La vie quotidienne à bord des U-Boote

Par 100 mètres de fond, les sous-marins allemands ont été l’ennemi n °1 des convois alliés en Atlantique. De son expérience à bord de l’U-96, L-G Buchheim en a tiré la substance d’un roman « Le Bateau» paru en 1973 qui connut dès lors une carrière internationale.
Quelques questions sont posées à l’auteur du « Bateau »…

Les marins faisaient-ils confiance à leur capitaine ?

La confiance des équipages des U-Boote pour leurs capitaines

Une confiance illimitée, oui. Le seul combattant dans un sous-marin est le commandant du navire. Il n’y a guère de chef d’unité dans l’armée qui soit plus solitaire que le commandant d’un submersible. Il ne peut communiquer à personne les raisons de ses ordres. Quand il devait plonger au-delà de la limite viable des 100 mètres il était seul responsable.

Combien de temps un U-Boot pouvait-il rester en plongée

Cela dépendait de la profondeur. Juste au-dessous de la surface en gardant le périscope, « l’oeil du cyclope Polyphème », juste au-dessus, il pouvait rester très, très longtemps immergé. Mais il fallait que les machines soient toujours en activité. Si les moteurs ne tournent pas, le sous-marin s’enfonce ou remonte à la surface. Un sous-marin n’est pas une montgolfière zeppelin. Naturellement, on pouvait rester très longtemps sur le fond à une profondeur supportable. Le problème était alors la raréfaction de l’oxygène et l’augmentation de la teneur en azote. Mais il était possible de prolonger en respirant à travers des cartouches de potasse.
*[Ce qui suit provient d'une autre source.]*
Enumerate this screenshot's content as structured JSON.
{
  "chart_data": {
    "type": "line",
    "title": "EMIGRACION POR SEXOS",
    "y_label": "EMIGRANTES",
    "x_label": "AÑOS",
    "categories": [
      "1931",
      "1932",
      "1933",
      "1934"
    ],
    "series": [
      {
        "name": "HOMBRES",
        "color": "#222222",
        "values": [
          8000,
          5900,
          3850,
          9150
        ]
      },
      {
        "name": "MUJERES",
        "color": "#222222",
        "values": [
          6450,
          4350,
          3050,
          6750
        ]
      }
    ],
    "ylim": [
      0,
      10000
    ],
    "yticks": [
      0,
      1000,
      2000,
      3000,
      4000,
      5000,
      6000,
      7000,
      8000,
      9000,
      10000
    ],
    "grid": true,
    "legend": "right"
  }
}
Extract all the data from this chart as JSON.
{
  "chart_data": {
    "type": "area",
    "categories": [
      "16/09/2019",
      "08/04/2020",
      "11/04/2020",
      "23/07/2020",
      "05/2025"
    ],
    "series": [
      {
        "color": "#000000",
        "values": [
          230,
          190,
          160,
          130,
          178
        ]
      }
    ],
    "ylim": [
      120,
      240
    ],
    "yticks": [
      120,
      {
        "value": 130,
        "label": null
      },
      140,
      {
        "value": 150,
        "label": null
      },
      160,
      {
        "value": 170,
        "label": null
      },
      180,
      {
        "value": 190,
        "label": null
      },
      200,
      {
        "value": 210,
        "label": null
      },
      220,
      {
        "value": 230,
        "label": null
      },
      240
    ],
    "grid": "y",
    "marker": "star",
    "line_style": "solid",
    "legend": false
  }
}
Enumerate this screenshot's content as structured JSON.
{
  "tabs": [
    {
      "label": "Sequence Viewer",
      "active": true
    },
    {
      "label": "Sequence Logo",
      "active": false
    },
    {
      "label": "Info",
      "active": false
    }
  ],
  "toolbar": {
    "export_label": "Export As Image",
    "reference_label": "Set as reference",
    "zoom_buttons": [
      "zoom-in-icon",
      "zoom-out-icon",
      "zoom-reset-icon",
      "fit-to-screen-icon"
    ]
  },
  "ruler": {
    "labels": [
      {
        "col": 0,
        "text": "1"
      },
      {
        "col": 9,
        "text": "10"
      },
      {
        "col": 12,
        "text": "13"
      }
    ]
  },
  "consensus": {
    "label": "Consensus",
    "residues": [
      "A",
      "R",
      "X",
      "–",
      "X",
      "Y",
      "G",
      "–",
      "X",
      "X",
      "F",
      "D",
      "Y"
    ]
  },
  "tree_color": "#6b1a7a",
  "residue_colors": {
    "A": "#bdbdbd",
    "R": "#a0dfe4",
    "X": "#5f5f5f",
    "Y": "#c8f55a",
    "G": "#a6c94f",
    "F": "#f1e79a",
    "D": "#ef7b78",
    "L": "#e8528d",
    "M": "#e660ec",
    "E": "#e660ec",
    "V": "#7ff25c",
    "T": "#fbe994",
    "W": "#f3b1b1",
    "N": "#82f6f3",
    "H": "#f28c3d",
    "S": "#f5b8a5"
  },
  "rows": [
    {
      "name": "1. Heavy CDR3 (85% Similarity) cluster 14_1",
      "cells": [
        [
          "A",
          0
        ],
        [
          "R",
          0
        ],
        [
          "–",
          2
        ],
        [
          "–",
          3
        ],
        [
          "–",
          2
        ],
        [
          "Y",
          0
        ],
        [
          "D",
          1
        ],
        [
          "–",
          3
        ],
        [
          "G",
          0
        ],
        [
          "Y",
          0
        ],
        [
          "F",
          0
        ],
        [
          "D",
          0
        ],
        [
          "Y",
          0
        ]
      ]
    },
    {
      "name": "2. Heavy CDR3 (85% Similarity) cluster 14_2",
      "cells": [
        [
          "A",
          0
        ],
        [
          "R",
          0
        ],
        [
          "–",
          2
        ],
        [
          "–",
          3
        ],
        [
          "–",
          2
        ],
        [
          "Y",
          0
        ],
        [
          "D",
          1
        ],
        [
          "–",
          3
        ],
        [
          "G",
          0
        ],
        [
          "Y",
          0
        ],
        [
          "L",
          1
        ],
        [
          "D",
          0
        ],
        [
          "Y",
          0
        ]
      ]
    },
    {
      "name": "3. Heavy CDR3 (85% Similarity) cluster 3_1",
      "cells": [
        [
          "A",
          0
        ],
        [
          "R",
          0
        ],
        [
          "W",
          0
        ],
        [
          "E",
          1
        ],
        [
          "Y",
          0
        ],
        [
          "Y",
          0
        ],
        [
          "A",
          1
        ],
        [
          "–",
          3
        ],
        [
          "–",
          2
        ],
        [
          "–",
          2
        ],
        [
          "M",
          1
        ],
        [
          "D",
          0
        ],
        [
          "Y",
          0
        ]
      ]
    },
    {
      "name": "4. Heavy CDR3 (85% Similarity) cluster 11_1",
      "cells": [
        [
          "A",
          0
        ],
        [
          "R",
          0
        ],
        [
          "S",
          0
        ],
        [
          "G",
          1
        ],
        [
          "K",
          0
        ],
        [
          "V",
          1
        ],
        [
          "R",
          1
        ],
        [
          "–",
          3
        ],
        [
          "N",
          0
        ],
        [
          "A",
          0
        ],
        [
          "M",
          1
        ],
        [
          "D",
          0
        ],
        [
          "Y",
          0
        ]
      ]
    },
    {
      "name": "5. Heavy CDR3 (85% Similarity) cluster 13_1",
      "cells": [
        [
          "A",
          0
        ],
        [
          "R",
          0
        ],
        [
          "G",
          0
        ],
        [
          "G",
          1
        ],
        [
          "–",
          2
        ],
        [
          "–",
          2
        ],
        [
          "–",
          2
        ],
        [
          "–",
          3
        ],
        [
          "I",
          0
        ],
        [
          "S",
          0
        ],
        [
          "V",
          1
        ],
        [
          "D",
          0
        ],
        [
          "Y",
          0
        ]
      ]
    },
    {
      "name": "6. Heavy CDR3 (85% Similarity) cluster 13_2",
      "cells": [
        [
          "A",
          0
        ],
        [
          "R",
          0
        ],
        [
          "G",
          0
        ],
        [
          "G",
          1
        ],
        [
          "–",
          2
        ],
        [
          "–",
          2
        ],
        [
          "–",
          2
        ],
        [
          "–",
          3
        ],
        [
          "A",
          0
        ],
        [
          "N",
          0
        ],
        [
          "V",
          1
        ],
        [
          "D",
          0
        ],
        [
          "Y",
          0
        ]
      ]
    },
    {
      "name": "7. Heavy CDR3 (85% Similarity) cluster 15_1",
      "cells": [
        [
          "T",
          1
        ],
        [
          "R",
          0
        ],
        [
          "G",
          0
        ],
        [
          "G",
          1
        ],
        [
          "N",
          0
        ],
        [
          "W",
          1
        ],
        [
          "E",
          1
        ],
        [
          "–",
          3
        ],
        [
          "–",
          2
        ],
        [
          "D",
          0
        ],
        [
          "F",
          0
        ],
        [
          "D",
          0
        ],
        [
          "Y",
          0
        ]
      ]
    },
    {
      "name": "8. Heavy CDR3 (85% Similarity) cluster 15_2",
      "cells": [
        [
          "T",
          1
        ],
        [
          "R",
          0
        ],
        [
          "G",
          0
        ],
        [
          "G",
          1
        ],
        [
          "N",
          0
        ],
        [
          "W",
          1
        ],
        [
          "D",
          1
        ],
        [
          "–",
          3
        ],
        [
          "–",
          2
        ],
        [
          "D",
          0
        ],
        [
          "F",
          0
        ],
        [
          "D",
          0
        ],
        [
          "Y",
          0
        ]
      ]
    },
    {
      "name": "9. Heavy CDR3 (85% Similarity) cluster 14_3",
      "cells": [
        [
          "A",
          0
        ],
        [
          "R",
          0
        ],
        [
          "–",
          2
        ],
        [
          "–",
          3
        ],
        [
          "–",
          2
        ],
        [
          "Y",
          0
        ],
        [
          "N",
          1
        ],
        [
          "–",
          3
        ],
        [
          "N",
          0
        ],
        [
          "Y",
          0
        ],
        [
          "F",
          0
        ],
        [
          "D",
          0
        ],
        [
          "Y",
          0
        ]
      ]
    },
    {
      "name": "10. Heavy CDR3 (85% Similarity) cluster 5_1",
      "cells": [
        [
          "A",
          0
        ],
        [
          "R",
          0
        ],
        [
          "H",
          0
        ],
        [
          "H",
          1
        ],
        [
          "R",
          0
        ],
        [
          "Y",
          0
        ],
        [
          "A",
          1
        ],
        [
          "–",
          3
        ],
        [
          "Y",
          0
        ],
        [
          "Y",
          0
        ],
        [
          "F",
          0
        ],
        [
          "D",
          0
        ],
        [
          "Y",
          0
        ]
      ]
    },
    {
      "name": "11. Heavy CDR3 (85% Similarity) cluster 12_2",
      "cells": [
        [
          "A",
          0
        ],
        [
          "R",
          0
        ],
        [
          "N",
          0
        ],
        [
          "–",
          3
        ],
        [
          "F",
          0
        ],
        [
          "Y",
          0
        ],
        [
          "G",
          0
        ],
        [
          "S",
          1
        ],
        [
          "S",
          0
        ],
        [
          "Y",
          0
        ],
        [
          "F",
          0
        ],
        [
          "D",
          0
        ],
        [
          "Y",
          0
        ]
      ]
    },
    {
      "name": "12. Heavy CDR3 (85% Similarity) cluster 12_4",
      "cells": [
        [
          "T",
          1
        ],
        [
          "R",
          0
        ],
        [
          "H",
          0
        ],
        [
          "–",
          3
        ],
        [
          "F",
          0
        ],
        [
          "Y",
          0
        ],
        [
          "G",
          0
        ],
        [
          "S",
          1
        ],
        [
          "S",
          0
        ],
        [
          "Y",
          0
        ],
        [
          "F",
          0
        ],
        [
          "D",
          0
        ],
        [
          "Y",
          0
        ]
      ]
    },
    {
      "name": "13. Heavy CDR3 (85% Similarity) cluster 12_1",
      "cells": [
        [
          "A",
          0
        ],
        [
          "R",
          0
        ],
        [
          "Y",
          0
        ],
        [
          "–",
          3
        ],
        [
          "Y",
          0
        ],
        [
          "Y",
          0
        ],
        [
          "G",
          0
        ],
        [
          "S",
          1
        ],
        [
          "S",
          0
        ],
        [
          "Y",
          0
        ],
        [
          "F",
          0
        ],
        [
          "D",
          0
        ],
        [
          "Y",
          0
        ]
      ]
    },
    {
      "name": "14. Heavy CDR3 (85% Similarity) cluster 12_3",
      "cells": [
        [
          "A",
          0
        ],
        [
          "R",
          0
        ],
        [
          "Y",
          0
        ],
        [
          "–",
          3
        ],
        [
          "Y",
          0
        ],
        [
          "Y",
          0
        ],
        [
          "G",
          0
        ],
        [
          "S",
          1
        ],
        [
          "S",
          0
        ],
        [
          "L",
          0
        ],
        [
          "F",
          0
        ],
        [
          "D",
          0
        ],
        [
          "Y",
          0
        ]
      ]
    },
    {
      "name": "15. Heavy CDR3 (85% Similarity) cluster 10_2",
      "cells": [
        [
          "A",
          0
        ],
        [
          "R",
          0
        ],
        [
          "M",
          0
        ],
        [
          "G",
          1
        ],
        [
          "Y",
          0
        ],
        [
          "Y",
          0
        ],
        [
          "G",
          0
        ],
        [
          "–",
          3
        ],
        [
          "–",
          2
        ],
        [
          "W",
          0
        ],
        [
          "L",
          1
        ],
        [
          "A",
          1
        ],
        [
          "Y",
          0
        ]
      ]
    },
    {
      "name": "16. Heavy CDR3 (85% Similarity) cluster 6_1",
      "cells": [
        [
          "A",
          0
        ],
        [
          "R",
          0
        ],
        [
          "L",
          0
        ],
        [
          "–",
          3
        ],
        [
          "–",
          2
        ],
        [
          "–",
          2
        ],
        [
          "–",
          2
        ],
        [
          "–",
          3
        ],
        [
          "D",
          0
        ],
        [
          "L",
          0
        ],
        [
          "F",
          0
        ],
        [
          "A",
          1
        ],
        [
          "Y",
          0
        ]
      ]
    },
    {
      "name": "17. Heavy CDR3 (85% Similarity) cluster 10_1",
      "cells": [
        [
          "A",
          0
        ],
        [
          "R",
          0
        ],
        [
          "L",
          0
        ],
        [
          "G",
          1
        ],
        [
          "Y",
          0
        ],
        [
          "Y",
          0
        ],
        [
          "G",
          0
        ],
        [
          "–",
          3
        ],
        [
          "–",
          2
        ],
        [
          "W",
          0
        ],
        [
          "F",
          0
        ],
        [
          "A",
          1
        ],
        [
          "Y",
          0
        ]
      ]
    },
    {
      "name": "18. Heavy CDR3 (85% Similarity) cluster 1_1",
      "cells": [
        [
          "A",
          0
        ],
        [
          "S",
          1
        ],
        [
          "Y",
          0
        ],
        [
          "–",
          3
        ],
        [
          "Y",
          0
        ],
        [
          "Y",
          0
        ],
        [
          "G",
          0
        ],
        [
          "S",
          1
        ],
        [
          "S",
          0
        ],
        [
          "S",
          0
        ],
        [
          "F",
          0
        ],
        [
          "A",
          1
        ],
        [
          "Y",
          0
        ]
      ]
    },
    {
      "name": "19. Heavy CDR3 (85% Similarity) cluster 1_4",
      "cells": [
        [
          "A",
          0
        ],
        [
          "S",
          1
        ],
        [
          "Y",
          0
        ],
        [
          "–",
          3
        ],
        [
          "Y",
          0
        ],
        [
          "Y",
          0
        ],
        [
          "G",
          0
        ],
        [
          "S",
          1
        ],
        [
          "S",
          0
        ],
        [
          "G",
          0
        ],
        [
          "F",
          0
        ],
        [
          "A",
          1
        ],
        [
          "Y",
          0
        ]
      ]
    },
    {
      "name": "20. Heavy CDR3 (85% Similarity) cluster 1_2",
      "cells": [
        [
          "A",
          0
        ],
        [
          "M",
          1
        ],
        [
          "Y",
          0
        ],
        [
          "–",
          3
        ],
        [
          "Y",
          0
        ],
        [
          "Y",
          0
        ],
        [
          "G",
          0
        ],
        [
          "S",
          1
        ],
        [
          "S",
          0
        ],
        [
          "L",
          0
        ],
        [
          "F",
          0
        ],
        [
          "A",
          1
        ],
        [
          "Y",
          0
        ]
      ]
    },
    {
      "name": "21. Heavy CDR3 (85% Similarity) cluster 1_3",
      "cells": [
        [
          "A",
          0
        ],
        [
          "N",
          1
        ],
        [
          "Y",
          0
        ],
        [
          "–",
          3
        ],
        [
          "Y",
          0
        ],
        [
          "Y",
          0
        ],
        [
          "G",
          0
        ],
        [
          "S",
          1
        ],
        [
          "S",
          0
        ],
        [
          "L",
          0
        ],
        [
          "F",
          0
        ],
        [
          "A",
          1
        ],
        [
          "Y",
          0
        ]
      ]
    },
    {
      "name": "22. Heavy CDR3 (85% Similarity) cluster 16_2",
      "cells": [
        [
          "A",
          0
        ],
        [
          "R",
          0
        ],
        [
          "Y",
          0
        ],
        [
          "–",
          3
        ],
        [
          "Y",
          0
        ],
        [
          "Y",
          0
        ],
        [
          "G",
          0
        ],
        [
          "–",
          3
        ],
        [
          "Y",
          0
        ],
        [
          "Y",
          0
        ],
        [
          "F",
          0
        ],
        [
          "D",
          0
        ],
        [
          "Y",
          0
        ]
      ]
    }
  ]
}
Il est arrivé que des équipages tiennent très longtemps sans pouvoir remonter à la surface. Nous avons une fois renouvelé notre carburant et nos torpilles à l’intérieur d’un port neutre, à Vigo en Espagne, en les empruntant à un vapeur allemand captif. Tout cela s’est passé au-dessous de la surface. C’est un épisode trop peu connu de la guerre.

La vie quotidienne à bord des U-Boote

La vie quotidienne à bord des U-Boote

L’équipage se composait d’environ cinquante hommes, parfois un peu plus. La vie à bord se déroulait en permanence à la lumière artificielle. La nourriture était lamentable : des boîtes de conserves. Je me rappelle que la cambuse pour préparer les repas de cinquante personnes n’avait guère que deux mètres carrés. Ces sous-marins de 750 tonnes opéraient généralement à la surface pour avancer et chercher des cibles. On ne plongeait que pour attaquer ou pour échapper aux poursuites. Mais même quand il était en surface, l’accès à l’extérieur n’était possible que par une petite écoutille. Donc, cela ne faisait aucune différence pour l’équipage et les machinistes si le bateau était en surface ou en plongée. L’air dans le sous-marin était froid, mais c’était moins désagréable que l’humidité. Tout était toujours humide parce que dans les cales, il y avait toujours de l’eau qui clapotait. De plus, la respiration formait de la buée par condensation. À intervalles réguliers, on pompait cette humidité hors du navire, mais avant d’en arriver là, la sensation d’être mouillé vous remontait par les pieds, pour ainsi dire. On avait toujours l’impression d’être dans une étuve froide. J’ai pris la conscience du fait que l’homme est l’animal qui supporte le mieux la souffrance. Vous ne pourriez imposer à un animal ce qu’un homme est capable de supporter et de s’y habituer. C’est une aptitude qui est propre à l’être humain, une bête en mourrait.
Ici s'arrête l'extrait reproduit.